I have an 11 year old male living under my roof. I know intellectually that I birthed this child but he wears men’s sizes, has hair growing over his lip and he is gigantic. The child I gave birth to looked like this:
Isn’t he cute? He is only one day old here and he looks perfect. I was in labor 29 hours and then pushed for two.He came out looking like a c-section baby. My daughter on the other hand WAS a c-section baby and came out looking like she’d been through war. I’ll write about her another day.
I can’t show the boy’s picture now because apparently when they become people, it is polite to get permission before you plaster their picture all over the internet. And I won’t even ask because I’m quite certain I know the answer. It’s very annoying. As is most everything about this 5’7″, 135 pound man-toddler living in my house. He is getting to the grunting stage. He takes breaks from grunting to yell things at me like, “I AM NOT YELLING AT YOU!” Recently, I asked Facebook for some advice on parenting books and one of my so-called “friends” wrote:
A good friend of mine is a middle school teacher and she says both teenage years and toddler years are developmentally appropriate stages of asserting independence.
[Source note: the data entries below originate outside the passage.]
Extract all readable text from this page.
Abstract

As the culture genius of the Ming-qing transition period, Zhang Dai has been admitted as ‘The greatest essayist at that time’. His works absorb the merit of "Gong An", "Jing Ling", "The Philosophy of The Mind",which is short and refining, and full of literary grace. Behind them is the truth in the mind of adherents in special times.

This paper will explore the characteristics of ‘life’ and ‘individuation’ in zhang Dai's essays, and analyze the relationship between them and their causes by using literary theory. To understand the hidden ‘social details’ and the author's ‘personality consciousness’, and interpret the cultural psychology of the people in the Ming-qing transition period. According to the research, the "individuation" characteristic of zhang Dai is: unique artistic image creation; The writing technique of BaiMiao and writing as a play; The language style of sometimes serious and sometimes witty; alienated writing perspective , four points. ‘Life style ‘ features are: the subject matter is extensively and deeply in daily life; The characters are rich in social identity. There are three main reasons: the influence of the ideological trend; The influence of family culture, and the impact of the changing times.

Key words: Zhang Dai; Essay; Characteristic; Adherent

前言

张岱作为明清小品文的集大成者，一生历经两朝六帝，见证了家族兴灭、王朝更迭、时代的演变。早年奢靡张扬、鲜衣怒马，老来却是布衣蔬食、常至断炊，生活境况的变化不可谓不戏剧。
If you want to know how to deal with the teenage years, think of them as toddler years + 10; where 12= 2, 13 = 3, etc.
She said it so glibly like she didn’t just tell me I might as well check myself into the psych ward now. I remember very clearly that day when he was 3 and I was standing at the top of the stairs, my robe on, my hair crazy, screaming to my husband about our son, “ONE OF US HAS TO GO!” I’m not even ashamed of that moment. It was real.
And now we have to go through it again?! I’m just going to pretend that’s not true and see how that plan works for me.
Anyway, he is big and with a big body comes growing pains. He used to wake in the middle of the night crying in pain from all the hard work of becoming a giant and I’d get him a hot pack and rub his back and let him play with my hair and sing and it made it better eventually. It would be a little creepy for us both if I attempted that now, so after months of him complaining that his knee has been “HURTING FOR A WHOLE YEAR! I AM NOT YELLING!” I told him I would take him to the doctor.
Side note: My daughter had cancer. She is fine now but the only reason I ever go to the doctor is if I think it could possibly, remotely… be cancer. It’s not that I’m particularly worried it will be cancer, it’s just that I know it happens to people just like me and my kids. If you have a cold and a sore throat and a headache you can suck it up. We are not going to the doctor. Persistent knee pain? Let’s go make sure it’s not sarcoma!
So that morning he says, “YOU SAID YOU WOULD TAKE ME TO THE DOCTOR.” I promised him I would make an appointment after I dropped him off at school and that afternoon he was diagnosed with Osgood-Schlatter disease which is so boring I won’t even link the Wiki definition but it’s basically “knee pain in 11-year old boys”.
To be on the safe side though, an x-ray was ordered and the following conversation took place.
Him: AN X-RAY! WE DON’T HAVE TO DO THAT TODAY!
Me: Yes, we do.
Him: WHYYYYYEEEEE?!
Me: Stop yelling at me.
Him: I’M NOT YELLING AT YOU I JUST DON’T UNDERSTAND WHY WE NEED AN X-RAY!
Me: After the x-ray we’re going to go run errands.
Him: THIS IS THE WORST DAY OF MY LIFE!
At that moment I remembered what my friend said about the teen years. How it’s the toddler years + 10. And suddenly I saw him like this…
And I thanked God once again that He made my son cute. Because some days that’s all he has going for him. For today though, it’s enough.


This is awesome! My biggest boy is about to turn 8. Yikes. He’s only 3 years away from being a little toddler again!??
SO excited you are writing again! I love this post and it’s encouraging for me too! ~mommy of girl toddler +10 🙂
At least this time through I’m not nursing so I can employ certain… ahem… coping mechanisms.
I can relate! I look at my 6’1″ 17 year old son with his long hair and and his chisilled, handsome features, and he has little or no connection to the little guy I stayed home to care for in his youth. I miss that little guy… weeping in the grocery cart as we passed over the toy aisle chanting “Can’t hab it! (slobber, slobber) Can’t hab it!” But that was then and this is now… and the best we can do is embrace and make the most of the moments as they present themselves. His future depends on it!